Es waren wieder mal so Tage voller prämenstrueller Anspannung und innerem Stress, Gedankenkreisen, Wut im Bauch auf diese doofe Welt und Schnell-Schnell-Modus. Alles und jeder regte mich auf, auch wenn es nicht mal einen besonderen Grund dafür gab. So eine tiefe Sehnsucht nach Freiheit, tun- und lassen können, was ich will, See, Stille, mich spüren, nackt sein (wieso sind die einsamen Inseln in Schweden nur so weit weg, wenn ich sie dringend brauche…), dem Gefühl der Verbundenheit und Fülle statt dem gefühlt ständigen Mangel an vor allem Zeit.

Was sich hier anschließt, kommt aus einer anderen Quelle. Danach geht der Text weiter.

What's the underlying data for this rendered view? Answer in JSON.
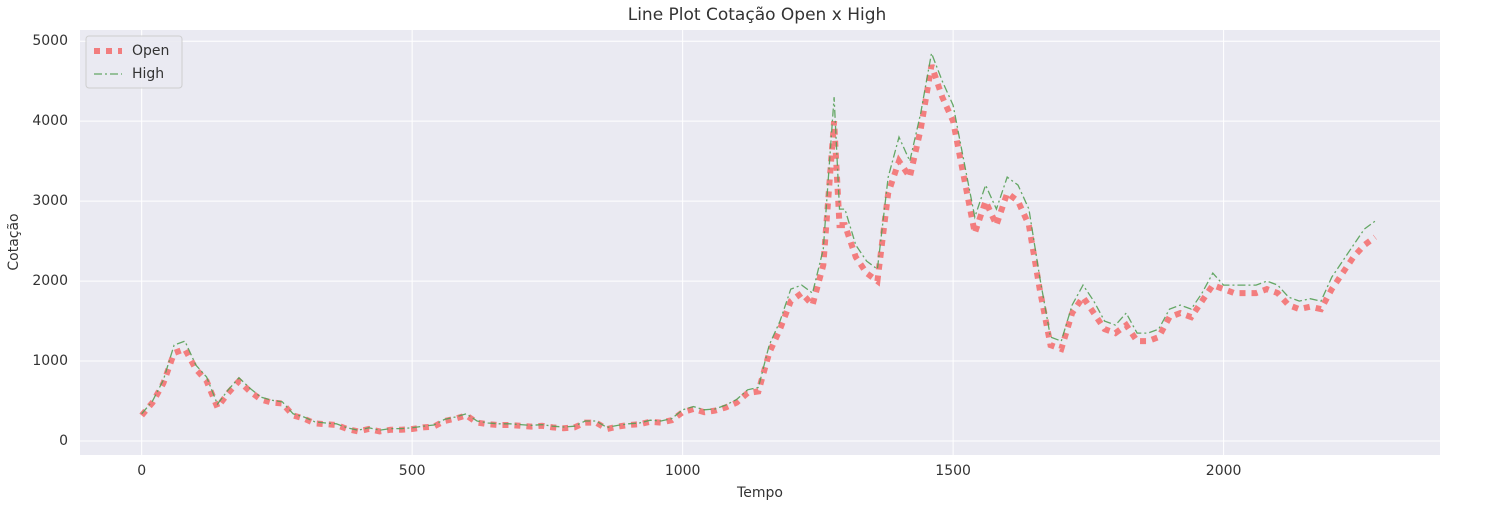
{
  "chart_data": {
    "type": "line",
    "title": "Line Plot Cotação Open x High",
    "x_label": "Tempo",
    "y_label": "Cotação",
    "x": [
      0,
      20,
      40,
      60,
      80,
      100,
      120,
      140,
      160,
      180,
      200,
      220,
      240,
      260,
      280,
      300,
      320,
      340,
      360,
      380,
      400,
      420,
      440,
      460,
      480,
      500,
      520,
      540,
      560,
      580,
      600,
      620,
      640,
      660,
      680,
      700,
      720,
      740,
      760,
      780,
      800,
      820,
      840,
      860,
      880,
      900,
      920,
      940,
      960,
      980,
      1000,
      1020,
      1040,
      1060,
      1080,
      1100,
      1120,
      1140,
      1160,
      1180,
      1200,
      1220,
      1240,
      1260,
      1280,
      1290,
      1300,
      1320,
      1340,
      1360,
      1380,
      1400,
      1420,
      1440,
      1460,
      1480,
      1500,
      1520,
      1540,
      1560,
      1580,
      1600,
      1620,
      1640,
      1660,
      1680,
      1700,
      1720,
      1740,
      1760,
      1780,
      1800,
      1820,
      1840,
      1860,
      1880,
      1900,
      1920,
      1940,
      1960,
      1980,
      2000,
      2020,
      2040,
      2060,
      2080,
      2100,
      2120,
      2140,
      2160,
      2180,
      2200,
      2220,
      2240,
      2260,
      2280
    ],
    "series": [
      {
        "name": "Open",
        "color": "#f46a6a",
        "linestyle": "dashed",
        "values": [
          320,
          480,
          720,
          1100,
          1150,
          900,
          750,
          420,
          600,
          750,
          620,
          520,
          480,
          470,
          320,
          280,
          220,
          210,
          200,
          150,
          120,
          150,
          120,
          140,
          140,
          150,
          170,
          180,
          250,
          280,
          320,
          230,
          210,
          200,
          200,
          190,
          180,
          190,
          170,
          160,
          170,
          230,
          230,
          150,
          180,
          200,
          210,
          240,
          230,
          260,
          360,
          400,
          360,
          380,
          420,
          480,
          600,
          620,
          1100,
          1400,
          1750,
          1850,
          1700,
          2200,
          4000,
          2700,
          2700,
          2300,
          2100,
          2000,
          3100,
          3500,
          3300,
          3900,
          4700,
          4300,
          4000,
          3300,
          2600,
          3000,
          2700,
          3100,
          3000,
          2700,
          1900,
          1200,
          1150,
          1600,
          1800,
          1600,
          1400,
          1350,
          1450,
          1250,
          1250,
          1300,
          1550,
          1600,
          1550,
          1750,
          1950,
          1900,
          1850,
          1850,
          1850,
          1900,
          1850,
          1700,
          1650,
          1680,
          1650,
          1900,
          2100,
          2300,
          2450,
          2550
        ]
      },
      {
        "name": "High",
        "color": "#55a055",
        "linestyle": "dashdot",
        "values": [
          340,
          500,
          760,
          1200,
          1250,
          950,
          800,
          460,
          640,
          790,
          660,
          550,
          510,
          490,
          340,
          300,
          240,
          225,
          215,
          165,
          135,
          165,
          135,
          155,
          155,
          165,
          185,
          200,
          270,
          300,
          340,
          250,
          225,
          215,
          215,
          205,
          195,
          205,
          185,
          175,
          185,
          250,
          250,
          170,
          195,
          215,
          225,
          260,
          250,
          280,
          390,
          430,
          390,
          400,
          450,
          520,
          640,
          670,
          1200,
          1500,
          1900,
          1950,
          1850,
          2400,
          4300,
          2900,
          2900,
          2450,
          2250,
          2150,
          3300,
          3800,
          3500,
          4100,
          4850,
          4500,
          4200,
          3500,
          2800,
          3200,
          2900,
          3300,
          3200,
          2900,
          2050,
          1300,
          1250,
          1700,
          1950,
          1750,
          1500,
          1450,
          1600,
          1350,
          1350,
          1400,
          1650,
          1700,
          1650,
          1850,
          2100,
          1950,
          1950,
          1950,
          1950,
          2000,
          1950,
          1800,
          1750,
          1780,
          1750,
          2050,
          2250,
          2450,
          2650,
          2750
        ]
      }
    ],
    "xlim": [
      -114,
      2400
    ],
    "ylim": [
      -175,
      5140
    ],
    "xticks": [
      0,
      500,
      1000,
      1500,
      2000
    ],
    "yticks": [
      0,
      1000,
      2000,
      3000,
      4000,
      5000
    ],
    "grid": true,
    "legend": "upper left"
  }
}
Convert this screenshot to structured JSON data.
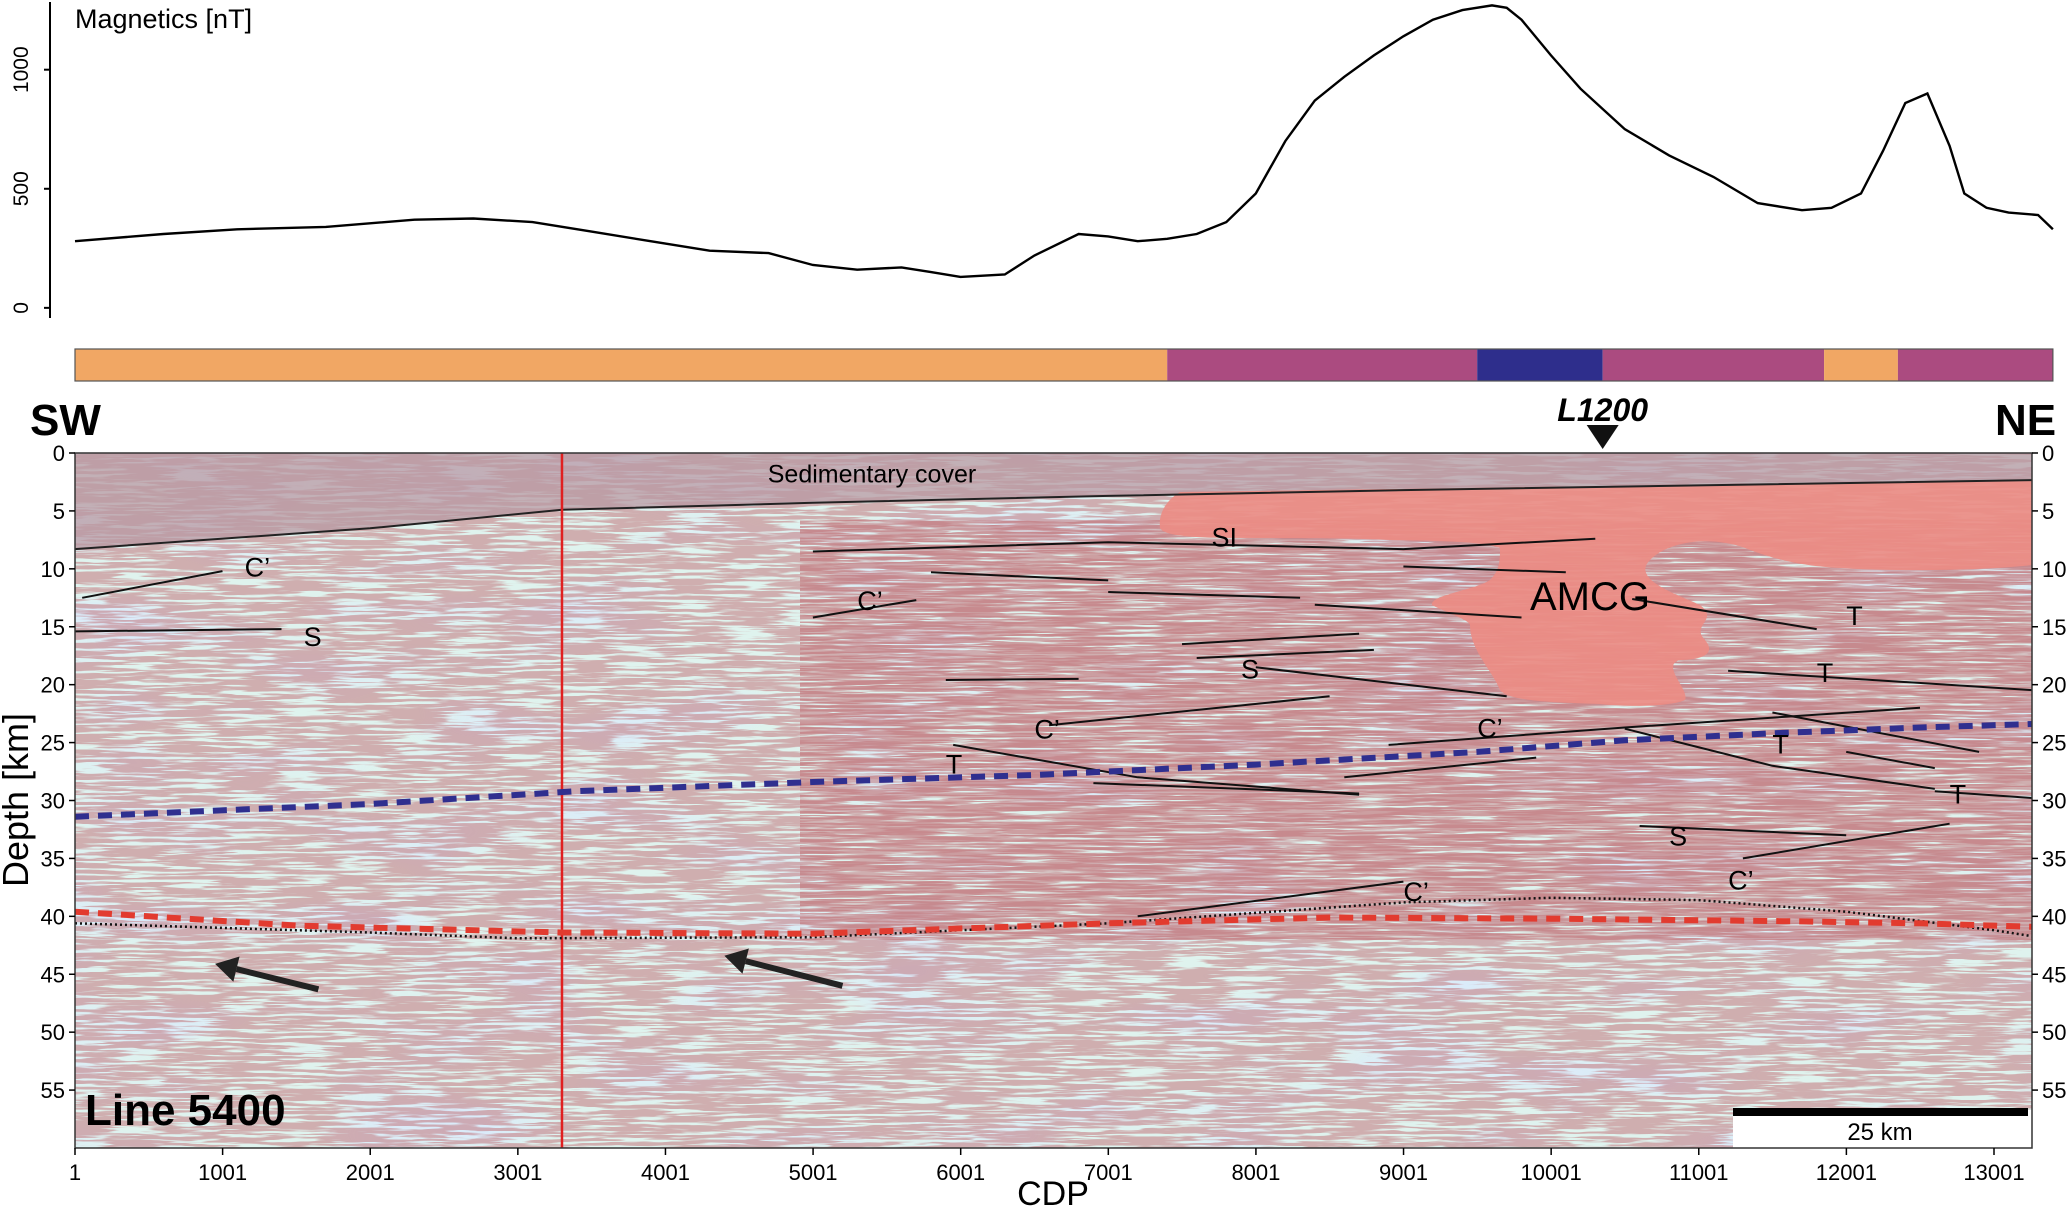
{
  "chart_data": [
    {
      "type": "line",
      "ylabel": "Magnetics [nT]",
      "ylim": [
        -30,
        1280
      ],
      "y_ticks": [
        "0",
        "500",
        "1000"
      ],
      "series": [
        {
          "x": [
            1,
            600,
            1100,
            1700,
            2300,
            2700,
            3100,
            3500,
            3900,
            4300,
            4700,
            5000,
            5300,
            5600,
            5800,
            6000,
            6300,
            6500,
            6800,
            7000,
            7200,
            7400,
            7600,
            7800,
            8000,
            8200,
            8400,
            8600,
            8800,
            9000,
            9200,
            9400,
            9600,
            9700,
            9800,
            10000,
            10200,
            10500,
            10800,
            11100,
            11400,
            11700,
            11900,
            12100,
            12250,
            12400,
            12550,
            12700,
            12800,
            12950,
            13100,
            13300,
            13400
          ],
          "values": [
            280,
            310,
            330,
            340,
            370,
            375,
            360,
            320,
            280,
            240,
            230,
            180,
            160,
            170,
            150,
            130,
            140,
            220,
            310,
            300,
            280,
            290,
            310,
            360,
            480,
            700,
            870,
            970,
            1060,
            1140,
            1210,
            1250,
            1270,
            1260,
            1210,
            1060,
            920,
            750,
            640,
            550,
            440,
            410,
            420,
            480,
            660,
            860,
            900,
            680,
            480,
            420,
            400,
            390,
            330
          ]
        }
      ]
    },
    {
      "type": "heatmap",
      "xlabel": "CDP",
      "ylabel": "Depth [km]",
      "xlim": [
        1,
        13500
      ],
      "ylim": [
        60,
        0
      ],
      "x_ticks": [
        "1",
        "1001",
        "2001",
        "3001",
        "4001",
        "5001",
        "6001",
        "7001",
        "8001",
        "9001",
        "10001",
        "11001",
        "12001",
        "13001"
      ],
      "y_ticks": [
        "0",
        "5",
        "10",
        "15",
        "20",
        "25",
        "30",
        "35",
        "40",
        "45",
        "50",
        "55"
      ],
      "colors": {
        "low_reflectivity": "#dff3ee",
        "reflection": "#8a2f33",
        "sedimentary_cover": "#c9b3b8",
        "amcg_body": "#ec8c84",
        "moho_blue": "#2f2f8f",
        "moho_red": "#e23b2f",
        "red_marker": "#e02020"
      },
      "sedimentary_base": {
        "x": [
          1,
          2000,
          3300,
          5000,
          7000,
          9000,
          11000,
          13500
        ],
        "y": [
          8.3,
          6.5,
          4.9,
          4.3,
          3.7,
          3.2,
          2.8,
          2.3
        ]
      },
      "blue_dashed": {
        "x": [
          1,
          2000,
          3400,
          5000,
          6500,
          8000,
          9500,
          10500,
          11500,
          12500,
          13500
        ],
        "y": [
          31.4,
          30.3,
          29.2,
          28.4,
          27.8,
          26.9,
          25.8,
          24.8,
          24.2,
          23.7,
          23.3
        ]
      },
      "red_dashed": {
        "x": [
          1,
          1500,
          3300,
          5000,
          7000,
          8500,
          10000,
          11500,
          12500,
          13500
        ],
        "y": [
          39.6,
          40.8,
          41.4,
          41.5,
          40.6,
          40.1,
          40.2,
          40.4,
          40.6,
          41.0
        ]
      },
      "black_dotted": {
        "x": [
          1,
          2000,
          3000,
          5000,
          7000,
          9000,
          10000,
          11000,
          12000,
          13000,
          13500
        ],
        "y": [
          40.6,
          41.4,
          41.9,
          41.8,
          40.6,
          38.8,
          38.4,
          38.6,
          39.6,
          41.2,
          42.2
        ]
      },
      "red_marker_cdp": 3300,
      "north_marker": {
        "label": "L1200",
        "cdp": 10350
      },
      "amcg_label": "AMCG",
      "line_label": "Line 5400",
      "scale_bar": "25 km",
      "sw_label": "SW",
      "ne_label": "NE",
      "annotations": [
        {
          "text": "Sedimentary cover",
          "x": 5400,
          "y": 1.7
        },
        {
          "text": "SI",
          "x": 7700,
          "y": 7.2
        },
        {
          "text": "C’",
          "x": 1150,
          "y": 9.8
        },
        {
          "text": "S",
          "x": 1550,
          "y": 15.8
        },
        {
          "text": "C’",
          "x": 5300,
          "y": 12.7
        },
        {
          "text": "S",
          "x": 7900,
          "y": 18.6
        },
        {
          "text": "C’",
          "x": 6500,
          "y": 23.8
        },
        {
          "text": "T",
          "x": 5900,
          "y": 26.8
        },
        {
          "text": "C’",
          "x": 9500,
          "y": 23.7
        },
        {
          "text": "T",
          "x": 12000,
          "y": 14.0
        },
        {
          "text": "T",
          "x": 11800,
          "y": 18.9
        },
        {
          "text": "T",
          "x": 11500,
          "y": 25.1
        },
        {
          "text": "T",
          "x": 12700,
          "y": 29.4
        },
        {
          "text": "S",
          "x": 10800,
          "y": 33.0
        },
        {
          "text": "C’",
          "x": 9000,
          "y": 37.8
        },
        {
          "text": "C’",
          "x": 11200,
          "y": 36.8
        }
      ],
      "interpreted_lines": [
        {
          "x": [
            50,
            1000
          ],
          "y": [
            12.5,
            10.2
          ]
        },
        {
          "x": [
            1,
            1400
          ],
          "y": [
            15.4,
            15.2
          ]
        },
        {
          "x": [
            5000,
            5700
          ],
          "y": [
            14.2,
            12.7
          ]
        },
        {
          "x": [
            5000,
            7000,
            9000,
            10300
          ],
          "y": [
            8.5,
            7.7,
            8.3,
            7.4
          ]
        },
        {
          "x": [
            5800,
            7000
          ],
          "y": [
            10.3,
            11.0
          ]
        },
        {
          "x": [
            7000,
            8300
          ],
          "y": [
            12.0,
            12.5
          ]
        },
        {
          "x": [
            8400,
            9800
          ],
          "y": [
            13.1,
            14.2
          ]
        },
        {
          "x": [
            9000,
            10100
          ],
          "y": [
            9.8,
            10.3
          ]
        },
        {
          "x": [
            7500,
            8700
          ],
          "y": [
            16.5,
            15.6
          ]
        },
        {
          "x": [
            7600,
            8800
          ],
          "y": [
            17.7,
            17.0
          ]
        },
        {
          "x": [
            5900,
            6800
          ],
          "y": [
            19.6,
            19.5
          ]
        },
        {
          "x": [
            6600,
            8500
          ],
          "y": [
            23.5,
            21.0
          ]
        },
        {
          "x": [
            8000,
            9700
          ],
          "y": [
            18.5,
            21.0
          ]
        },
        {
          "x": [
            5950,
            7200,
            8700
          ],
          "y": [
            25.2,
            28.0,
            29.5
          ]
        },
        {
          "x": [
            6900,
            8700
          ],
          "y": [
            28.5,
            29.4
          ]
        },
        {
          "x": [
            8600,
            9900
          ],
          "y": [
            28.0,
            26.3
          ]
        },
        {
          "x": [
            8900,
            10500,
            12500
          ],
          "y": [
            25.2,
            23.7,
            22.0
          ]
        },
        {
          "x": [
            10500,
            11500,
            12600
          ],
          "y": [
            23.8,
            27.0,
            29.0
          ]
        },
        {
          "x": [
            11500,
            12900
          ],
          "y": [
            22.4,
            25.8
          ]
        },
        {
          "x": [
            12000,
            12600
          ],
          "y": [
            25.8,
            27.2
          ]
        },
        {
          "x": [
            12600,
            13500
          ],
          "y": [
            29.2,
            30.0
          ]
        },
        {
          "x": [
            10600,
            12000
          ],
          "y": [
            32.2,
            33.0
          ]
        },
        {
          "x": [
            7200,
            9000
          ],
          "y": [
            40.0,
            37.0
          ]
        },
        {
          "x": [
            11300,
            12700
          ],
          "y": [
            35.0,
            32.0
          ]
        },
        {
          "x": [
            10550,
            11800
          ],
          "y": [
            12.6,
            15.2
          ]
        },
        {
          "x": [
            11200,
            13300
          ],
          "y": [
            18.8,
            20.5
          ]
        }
      ],
      "arrows": [
        {
          "from": [
            1650,
            46.3
          ],
          "to": [
            950,
            44.1
          ]
        },
        {
          "from": [
            5200,
            46.0
          ],
          "to": [
            4400,
            43.4
          ]
        }
      ]
    }
  ],
  "lithology_bar": [
    {
      "from": 1,
      "to": 7400,
      "color": "#f1a764"
    },
    {
      "from": 7400,
      "to": 9500,
      "color": "#ab4b80"
    },
    {
      "from": 9500,
      "to": 10350,
      "color": "#2e2e8c"
    },
    {
      "from": 10350,
      "to": 11850,
      "color": "#ab4b80"
    },
    {
      "from": 11850,
      "to": 12350,
      "color": "#f1a764"
    },
    {
      "from": 12350,
      "to": 13400,
      "color": "#ab4b80"
    }
  ]
}
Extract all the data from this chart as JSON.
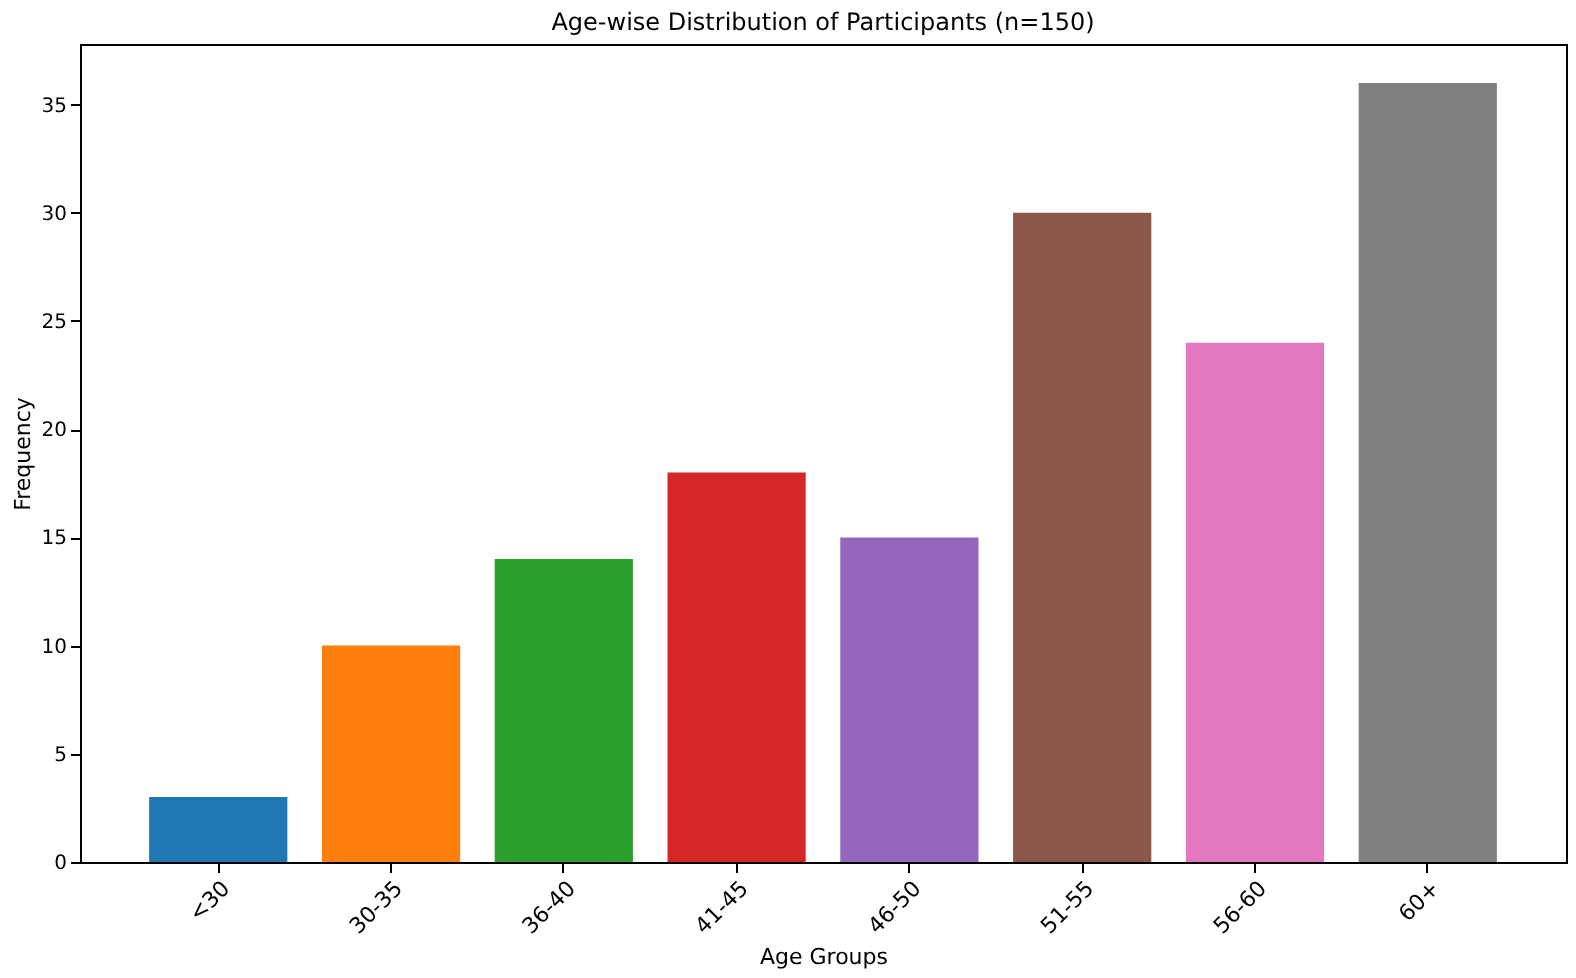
{
  "chart_data": {
    "type": "bar",
    "title": "Age-wise Distribution of Participants (n=150)",
    "xlabel": "Age Groups",
    "ylabel": "Frequency",
    "categories": [
      "<30",
      "30-35",
      "36-40",
      "41-45",
      "46-50",
      "51-55",
      "56-60",
      "60+"
    ],
    "values": [
      3,
      10,
      14,
      18,
      15,
      30,
      24,
      36
    ],
    "colors": [
      "#1f77b4",
      "#ff7f0e",
      "#2ca02c",
      "#d62728",
      "#9467bd",
      "#8c564b",
      "#e377c2",
      "#7f7f7f"
    ],
    "ylim": [
      0,
      37.8
    ],
    "yticks": [
      0,
      5,
      10,
      15,
      20,
      25,
      30,
      35
    ],
    "grid": false
  }
}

Schließlich ist die eigentlich das Wertvollste, das wir hier haben, Zeit für die Arbeit scheint allerdings immer sein zu müssen – im Verhältnis dazu bleibt verdammt wenig Zeit für Familie, Freunde, einen selbst (auch wenn die Arbeit ja toll ist, die Menge machts für mich und die Balance, der Ausgleich zwischen den Lebensbereichen – ich mag das Wort Work-Life-Balance nicht, denn es impliziert irgendwie, dass Arbeit nicht Leben ist).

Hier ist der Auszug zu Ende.